Ar ia ari ar isa ve na a mir ia i sa, ve na a mir ia a sar ia.

E inmediatamente se producía una inmensa interferencia, que saturaba los altavoces.

-Dices que tu gente ha examinado esta cinta, ¿no? -le preguntó David-. ¿Qué opinan ellos?

-La están analizando en la sección de Señales Especiales -respondió James.

-Muy bien. Pues diles que le apliquen un programa de traducción universal.

-¿Aplicar un traductor a eso? No es más que ruido...

-James... -David intentaba ser persuasivo-. Hazme caso por una vez. Di a tu gente que lo procesen como si fuese un lenguaje articulado. No te cuesta nada probar...

Minspert se levantó para pulsar el interfono y pedir a su secretaria que llamara al oficial de seguridad. No tardó en aparecer. James escribió una nota, se la entregó y le dio instrucciones muy precisas.

Mientras el comisario explicaba a Minspert la desaparición de Sara Toledano, David escrutó a su antiguo jefe, con la distancia que le otorgaban algunas de sus más aceradas convicciones. Era alguien a quien convenía no desdeñar. Nadie como James a la hora de trabajarse a los políticos y a la prensa.
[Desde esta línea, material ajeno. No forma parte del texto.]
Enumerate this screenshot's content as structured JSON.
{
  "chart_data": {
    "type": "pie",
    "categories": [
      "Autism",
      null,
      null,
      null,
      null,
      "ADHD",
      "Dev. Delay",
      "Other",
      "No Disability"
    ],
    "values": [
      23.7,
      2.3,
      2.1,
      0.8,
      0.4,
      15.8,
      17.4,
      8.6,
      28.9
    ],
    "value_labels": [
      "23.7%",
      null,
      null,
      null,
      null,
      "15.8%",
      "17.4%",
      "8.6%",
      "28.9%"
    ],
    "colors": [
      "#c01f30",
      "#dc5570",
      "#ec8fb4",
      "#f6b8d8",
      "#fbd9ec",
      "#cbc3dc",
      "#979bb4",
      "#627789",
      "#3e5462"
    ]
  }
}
Sabía jugar el juego, proporcionar información privilegiada, chantajear, hacer favores... y cobrárselos. Un hueso duro de roer. Tenía más conchas que un galápago, y una mente tan tortuosa que todos le llamaban «James, el jabonoso», por lo escurridizo que resultaba a la hora de comprometerse. «Casi nunca dice NO -se afirmaba de él-. Tiene otras doscientas maneras de negarte algo». Se preguntaba cómo se las arreglaría ahora para darles esquinazo, sin que pareciese que obstaculizaba la investigación.
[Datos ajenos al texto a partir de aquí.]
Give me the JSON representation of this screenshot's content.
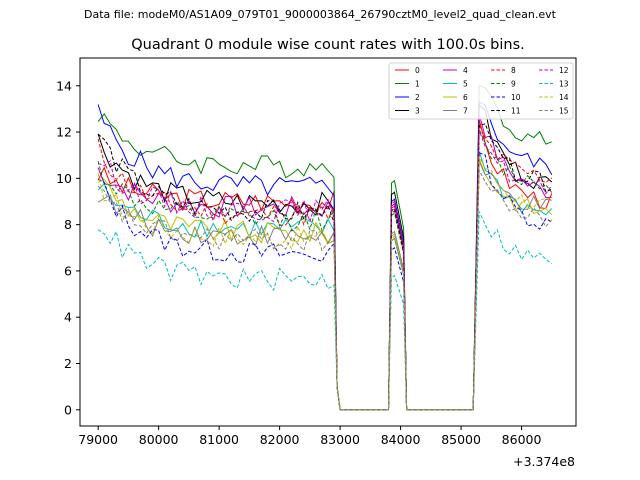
{
  "header": {
    "data_file": "Data file: modeM0/AS1A09_079T01_9000003864_26790cztM0_level2_quad_clean.evt"
  },
  "chart_data": {
    "type": "line",
    "title": "Quadrant 0 module wise count rates with 100.0s bins.",
    "xlabel": "",
    "ylabel": "",
    "x_offset_label": "+3.374e8",
    "xlim": [
      78700,
      86900
    ],
    "ylim": [
      -0.7,
      15.2
    ],
    "xticks": [
      79000,
      80000,
      81000,
      82000,
      83000,
      84000,
      85000,
      86000
    ],
    "yticks": [
      0,
      2,
      4,
      6,
      8,
      10,
      12,
      14
    ],
    "legend_position": "top-right",
    "legend_columns": 4,
    "segments": [
      [
        79000,
        82900
      ],
      [
        83850,
        84050
      ],
      [
        85300,
        86550
      ]
    ],
    "gap_range": [
      83000,
      85200
    ],
    "series": [
      {
        "name": "0",
        "color": "#ff0000",
        "style": "solid",
        "level": 9.0,
        "start": 10.2,
        "peak1": 8.8,
        "peak2": 12.2,
        "end": 8.8
      },
      {
        "name": "1",
        "color": "#008000",
        "style": "solid",
        "level": 10.5,
        "start": 12.9,
        "peak1": 9.8,
        "peak2": 14.4,
        "end": 11.4
      },
      {
        "name": "2",
        "color": "#0000ff",
        "style": "solid",
        "level": 9.6,
        "start": 12.8,
        "peak1": 9.0,
        "peak2": 13.6,
        "end": 10.3
      },
      {
        "name": "3",
        "color": "#000000",
        "style": "solid",
        "level": 8.9,
        "start": 11.7,
        "peak1": 9.3,
        "peak2": 13.4,
        "end": 9.5
      },
      {
        "name": "4",
        "color": "#bf00bf",
        "style": "solid",
        "level": 8.7,
        "start": 10.4,
        "peak1": 8.7,
        "peak2": 12.9,
        "end": 9.2
      },
      {
        "name": "5",
        "color": "#00bfbf",
        "style": "solid",
        "level": 7.8,
        "start": 9.6,
        "peak1": 7.3,
        "peak2": 11.2,
        "end": 8.3
      },
      {
        "name": "6",
        "color": "#bfbf00",
        "style": "solid",
        "level": 7.6,
        "start": 10.1,
        "peak1": 7.5,
        "peak2": 10.8,
        "end": 8.4
      },
      {
        "name": "7",
        "color": "#808080",
        "style": "solid",
        "level": 7.5,
        "start": 9.4,
        "peak1": 7.6,
        "peak2": 10.6,
        "end": 8.6
      },
      {
        "name": "8",
        "color": "#ff0000",
        "style": "dashed",
        "level": 8.4,
        "start": 11.3,
        "peak1": 8.5,
        "peak2": 12.1,
        "end": 9.9
      },
      {
        "name": "9",
        "color": "#008000",
        "style": "dashed",
        "level": 8.2,
        "start": 10.5,
        "peak1": 8.4,
        "peak2": 11.8,
        "end": 9.6
      },
      {
        "name": "10",
        "color": "#0000ff",
        "style": "dashed",
        "level": 6.7,
        "start": 9.9,
        "peak1": 6.9,
        "peak2": 11.5,
        "end": 7.8
      },
      {
        "name": "11",
        "color": "#000000",
        "style": "dashed",
        "level": 8.5,
        "start": 12.0,
        "peak1": 8.6,
        "peak2": 12.6,
        "end": 9.6
      },
      {
        "name": "12",
        "color": "#bf00bf",
        "style": "dashed",
        "level": 8.6,
        "start": 10.9,
        "peak1": 8.9,
        "peak2": 12.3,
        "end": 9.3
      },
      {
        "name": "13",
        "color": "#00bfbf",
        "style": "dashed",
        "level": 5.6,
        "start": 8.2,
        "peak1": 5.7,
        "peak2": 8.7,
        "end": 6.3
      },
      {
        "name": "14",
        "color": "#bfbf00",
        "style": "dashed",
        "level": 7.4,
        "start": 9.8,
        "peak1": 7.4,
        "peak2": 11.0,
        "end": 8.7
      },
      {
        "name": "15",
        "color": "#808080",
        "style": "dashed",
        "level": 7.3,
        "start": 9.4,
        "peak1": 7.3,
        "peak2": 10.3,
        "end": 8.1
      }
    ]
  }
}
Y, sin embargo, a Bielefeld le había espetado un rotundo NO. Era evidente que el comisario le ponía nervioso. David lo veía enfrente, con su aspecto bonachón, sus transparentes ojos azules y sus muchos kilos de estoica tranquilidad. Las manos grandes, apacibles, peludas, dormitaban sobre la sobada cartera de cuero a la espera de que su dueño les encomendara una tarea mejor. Pero el criptógrafo empezaba a conocerlo y a advertir que bajo su conciliadora fisionomía se agazapaba un formidable adversario. No disponía de una retórica brillante. Sin embargo, tampoco se dejaba impresionar fácilmente. No parecía un hombre ambicioso y tenía la rara virtud de pensar por su cuenta e ir al grano.
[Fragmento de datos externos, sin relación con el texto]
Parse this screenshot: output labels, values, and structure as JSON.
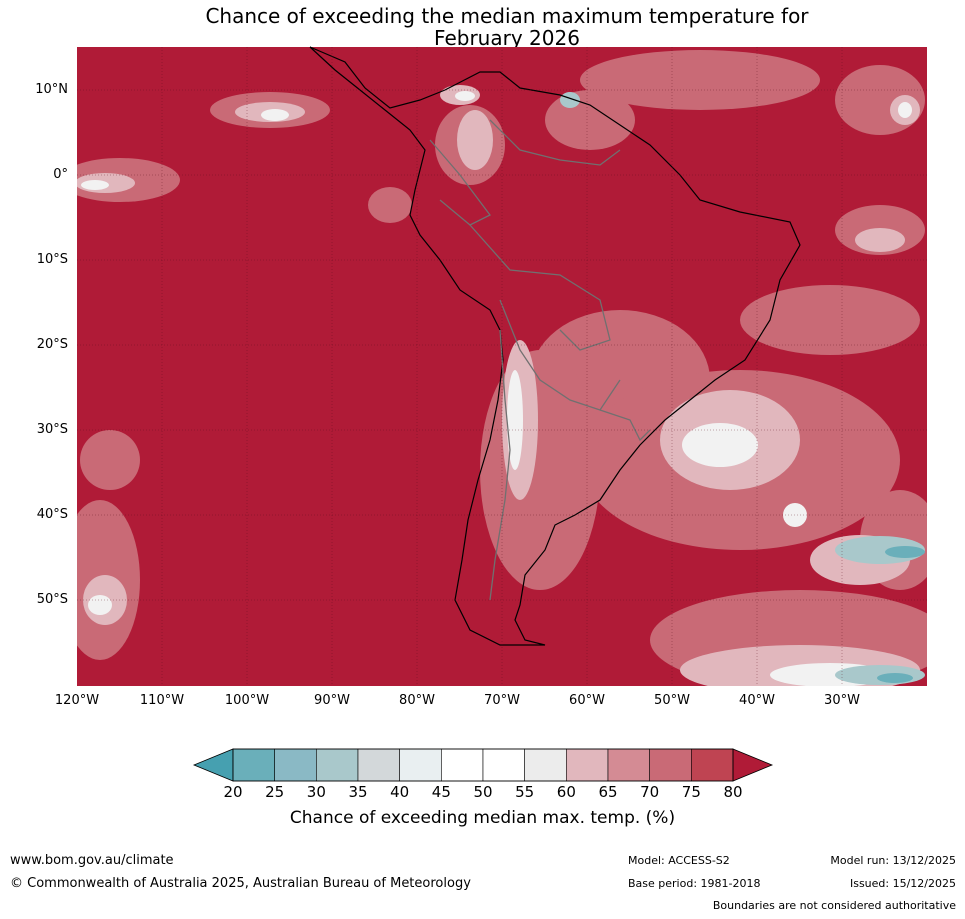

¿Y Raquel? ¿De qué lado se pondría ella? La joven estaba extrañamente callada. La preocupación por su madre la obligaba a extremar la prudencia, sin duda. Y, quizá también, lo embarazoso de la situación. «La vuelta al lugar del crimen», pensó David con ironía acordándose del lío que había organizado su reportaje sobre el Programa AC-110. Por otro lado, debía reprimir su instinto profesional de periodista, lo que la despojaba de algunas de sus reacciones mejor entrenadas. Y, para colmo de males, representaba a los Toledano en todo aquel asunto. Se la veía un tanto perdida.

Pero el comisario no parecía haberse olvidado de su principal objetivo. Él y Raquel le estaban dejando hacer, tal y como habían acordado en el avión, mientras venían. Y ahora Bielefeld se dedicaba a explicar a James la situación, proporcionándole los detalles que les interesaban a ellos tres. Al término de lo cual, le apremió:

-Ya ve por qué necesitamos esos documentos...

-Comisario... -se excusó Minspert-. Una parte de ellos está clasificada hasta el año 2012.

-Lo que te ha contado Bielefeld cambia las cosas, James, ¿es que no te das cuenta? -insistió David.

Minspert parecía dudar. Miró a David y en los ojos de éste leyó lo inevitable del paso que tarde o temprano tendría que dar.

-Todo esto es muy delicado y reabrirá heridas que apenas habían empezado a cerrarse -dijo consternado-. Se llevarán muchas sorpresas desagradables. No saben dónde se están metiendo.

-Eso es lo que pretendemos: averiguarlo -insistió David.

-Créeme, Calderón. La verdad es mucho peor. En ese momento sonó el teléfono. Minspert se dirigió a su mesa y lo descolgó.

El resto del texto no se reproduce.